Bone and Bread, by Saleema Nawaz
Nawaz explores the relationship between two sisters, Beena and Sadhana, raised in Montreal by their mother and later their uncle. When Sadhana dies at the age of 32, Beena is confronted by the past as she tries to figure out how and why her sister died. Memories come flooding back, both good and bad, with all the quarrels and misunderstandings inherent in a sibling relationship as intense as theirs. Beautifully written, believable portrayal of a strong but prickly relationship.
The Beauty of Humanity Movement, Camilla Gibb
I absolutely loved this book. Set in Viet Nam, the timeline alternates between the present and the past, particularly the 1970s, and involves Old Man Hung, who makes the most delicious “pho” in the city, Tu, a young tour guide, and Maggie, who has returned to Viet Nam to search for clues about her artist father’s disappearance during the war. It is a wonderful book, filled with vivid descriptions of Viet Nam, its food, its culture, its history, with interesting, believable characters. You will be dying for Pho! Will definitely read again someday.
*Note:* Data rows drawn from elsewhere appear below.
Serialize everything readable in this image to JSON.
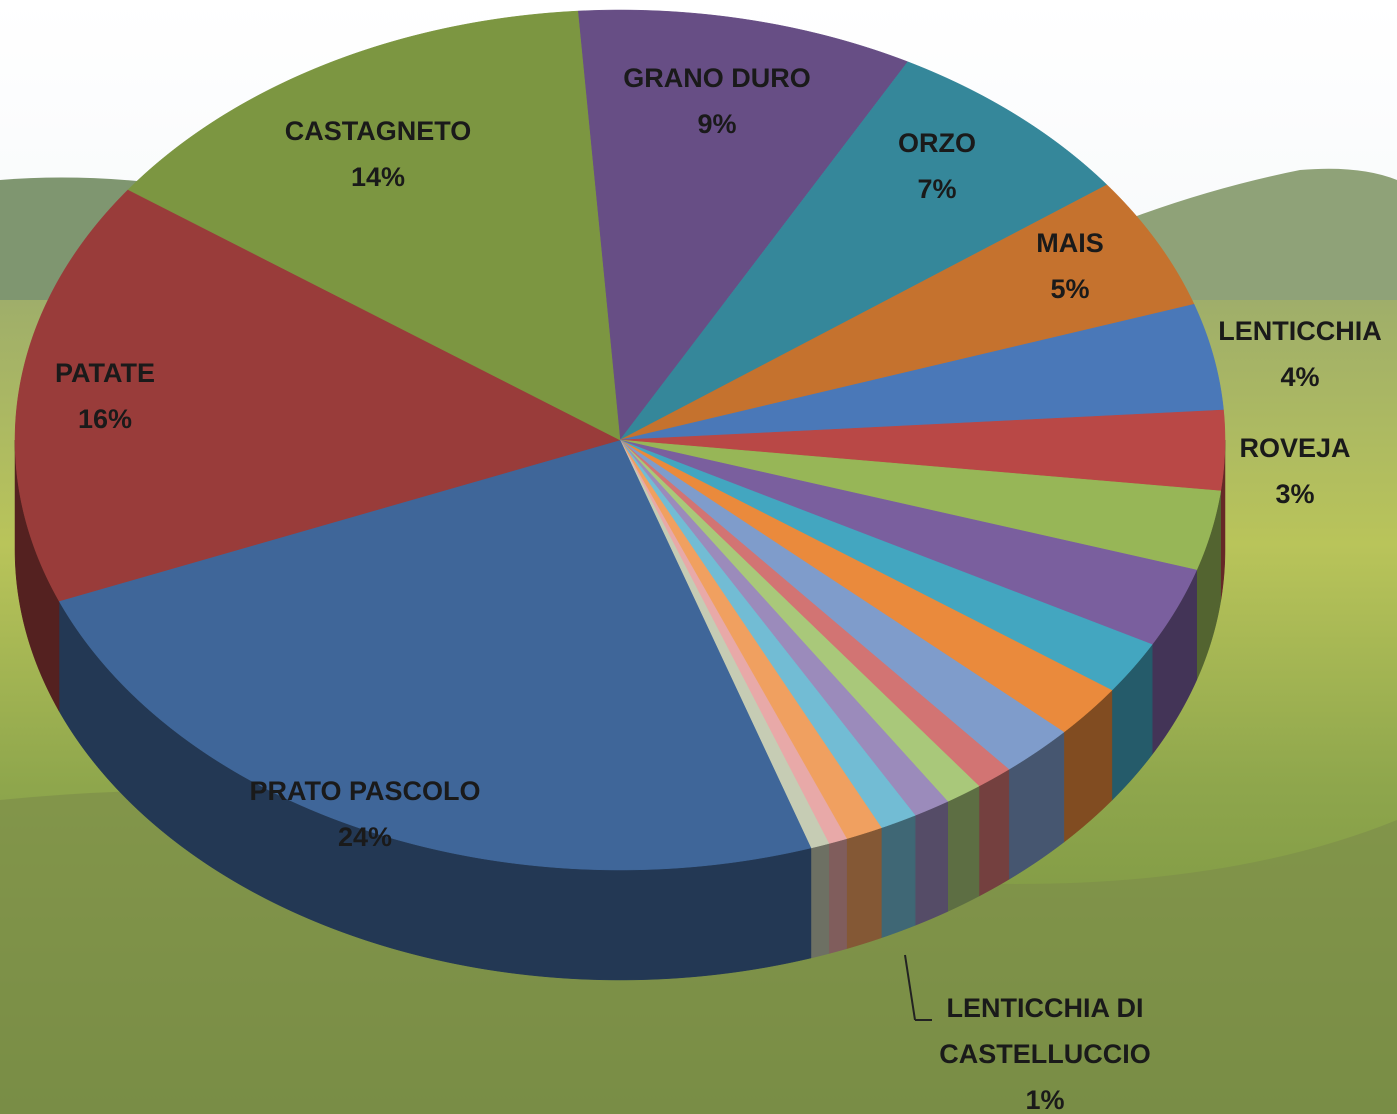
{
  "chart_data": {
    "type": "pie3d",
    "categories": [
      "GRANO DURO",
      "ORZO",
      "MAIS",
      "LENTICCHIA",
      "ROVEJA",
      null,
      null,
      null,
      null,
      null,
      null,
      null,
      null,
      null,
      "LENTICCHIA DI CASTELLUCCIO",
      null,
      null,
      "PRATO PASCOLO",
      "PATATE",
      "CASTAGNETO"
    ],
    "values": [
      9,
      7,
      5,
      4,
      3,
      3,
      3,
      2,
      2,
      2,
      1,
      1,
      1,
      1,
      1,
      0.5,
      0.5,
      24,
      16,
      14
    ],
    "value_labels": [
      "9%",
      "7%",
      "5%",
      "4%",
      "3%",
      null,
      null,
      null,
      null,
      null,
      null,
      null,
      null,
      null,
      "1%",
      null,
      null,
      "24%",
      "16%",
      "14%"
    ],
    "colors": [
      "#674e85",
      "#35879a",
      "#c5722e",
      "#4a78b8",
      "#b94846",
      "#97b657",
      "#7a5f9e",
      "#43a6c0",
      "#ea8a3c",
      "#7f9ccb",
      "#d27473",
      "#a9c87a",
      "#9b8bbb",
      "#72bcd4",
      "#f0a060",
      "#e8a9a8",
      "#c6ccb4",
      "#3f6699",
      "#993c3a",
      "#7c9641"
    ]
  }
}
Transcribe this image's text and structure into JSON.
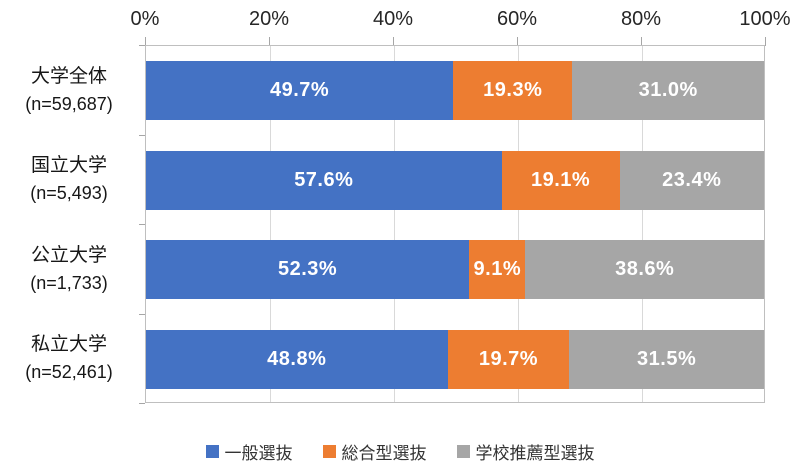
{
  "chart_data": {
    "type": "bar",
    "orientation": "horizontal",
    "stacked": true,
    "title": "",
    "xlabel": "",
    "ylabel": "",
    "x_axis": {
      "min": 0,
      "max": 100,
      "tick_interval": 20,
      "tick_labels": [
        "0%",
        "20%",
        "40%",
        "60%",
        "80%",
        "100%"
      ],
      "position": "top",
      "grid": true
    },
    "categories": [
      {
        "name": "大学全体",
        "n_label": "(n=59,687)"
      },
      {
        "name": "国立大学",
        "n_label": "(n=5,493)"
      },
      {
        "name": "公立大学",
        "n_label": "(n=1,733)"
      },
      {
        "name": "私立大学",
        "n_label": "(n=52,461)"
      }
    ],
    "series": [
      {
        "name": "一般選抜",
        "color": "#4472C4",
        "values": [
          49.7,
          57.6,
          52.3,
          48.8
        ]
      },
      {
        "name": "総合型選抜",
        "color": "#ED7D31",
        "values": [
          19.3,
          19.1,
          9.1,
          19.7
        ]
      },
      {
        "name": "学校推薦型選抜",
        "color": "#A6A6A6",
        "values": [
          31.0,
          23.4,
          38.6,
          31.5
        ]
      }
    ],
    "data_label_format": "percent_one_decimal",
    "legend_position": "bottom"
  },
  "style": {
    "gridline_color": "#D9D9D9",
    "axis_line_color": "#BFBFBF",
    "tick_color": "#A6A6A6",
    "tick_label_color": "#262626",
    "category_label_color": "#171717",
    "data_label_color": "#FFFFFF",
    "legend_text_color": "#333333",
    "background_color": "#FFFFFF"
  }
}
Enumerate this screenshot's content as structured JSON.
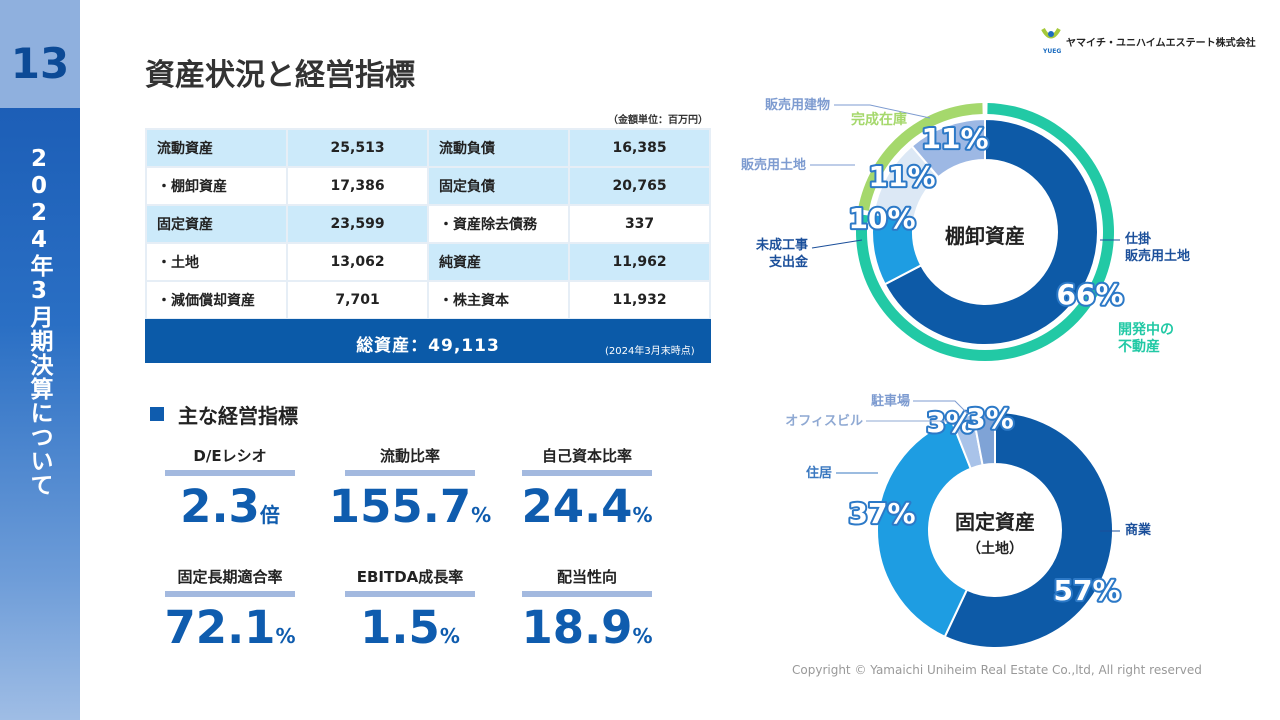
{
  "header": {
    "page_number": "13",
    "side_title": "2024年3月期決算について",
    "title": "資産状況と経営指標",
    "company": "ヤマイチ・ユニハイムエステート株式会社",
    "logo_text": "YUEG"
  },
  "table": {
    "unit_note": "（金額単位：百万円）",
    "rows": [
      [
        "流動資産",
        "25,513",
        "流動負債",
        "16,385"
      ],
      [
        "・棚卸資産",
        "17,386",
        "固定負債",
        "20,765"
      ],
      [
        "固定資産",
        "23,599",
        "・資産除去債務",
        "337"
      ],
      [
        "・土地",
        "13,062",
        "純資産",
        "11,962"
      ],
      [
        "・減価償却資産",
        "7,701",
        "・株主資本",
        "11,932"
      ]
    ],
    "total": "総資産：49,113",
    "as_of": "(2024年3月末時点)"
  },
  "indicators": {
    "heading": "主な経営指標",
    "items": [
      {
        "label": "D/Eレシオ",
        "value": "2.3",
        "unit": "倍"
      },
      {
        "label": "流動比率",
        "value": "155.7",
        "unit": "%"
      },
      {
        "label": "自己資本比率",
        "value": "24.4",
        "unit": "%"
      },
      {
        "label": "固定長期適合率",
        "value": "72.1",
        "unit": "%"
      },
      {
        "label": "EBITDA成長率",
        "value": "1.5",
        "unit": "%"
      },
      {
        "label": "配当性向",
        "value": "18.9",
        "unit": "%"
      }
    ]
  },
  "chart_data": [
    {
      "type": "donut",
      "center_label": "棚卸資産",
      "categories": [
        "仕掛\n販売用土地",
        "未成工事\n支出金",
        "販売用土地",
        "販売用建物"
      ],
      "values": [
        66,
        10,
        11,
        11
      ],
      "value_labels": [
        "66%",
        "10%",
        "11%",
        "11%"
      ],
      "colors": [
        "#0d5aa7",
        "#1e9de2",
        "#dce8f5",
        "#9db8e4"
      ],
      "outer_ring": {
        "categories": [
          "開発中の\n不動産",
          "完成在庫"
        ],
        "values": [
          76,
          22
        ],
        "colors": [
          "#22c9a5",
          "#a5d86c"
        ]
      }
    },
    {
      "type": "donut",
      "center_label": "固定資産",
      "center_sublabel": "（土地）",
      "categories": [
        "商業",
        "住居",
        "オフィスビル",
        "駐車場"
      ],
      "values": [
        57,
        37,
        3,
        3
      ],
      "value_labels": [
        "57%",
        "37%",
        "3%",
        "3%"
      ],
      "colors": [
        "#0d5aa7",
        "#1e9de2",
        "#a9c3e9",
        "#7fa3d6"
      ]
    }
  ],
  "footer": {
    "copyright": "Copyright © Yamaichi Uniheim Real Estate Co.,ltd, All right reserved"
  }
}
Natural Order, by Brian Francis
Beautiful book, told from the point of view of an elderly woman, thinking back on her life and her relationship with her gay son. Very, very moving, and highly recommended.
Oryx and Crake, by Margaret Atwood
Fascinated by the first of Atwood’s MadAdam trilogy and can’t wait to read the other two, especially the Year of the Flood because of being included in CanadaReads 2014. Her ability to create a truly believable dystopian world is uncanny, and although it is disturbing, at the same time it is a pleasure to read a book that is so well-written.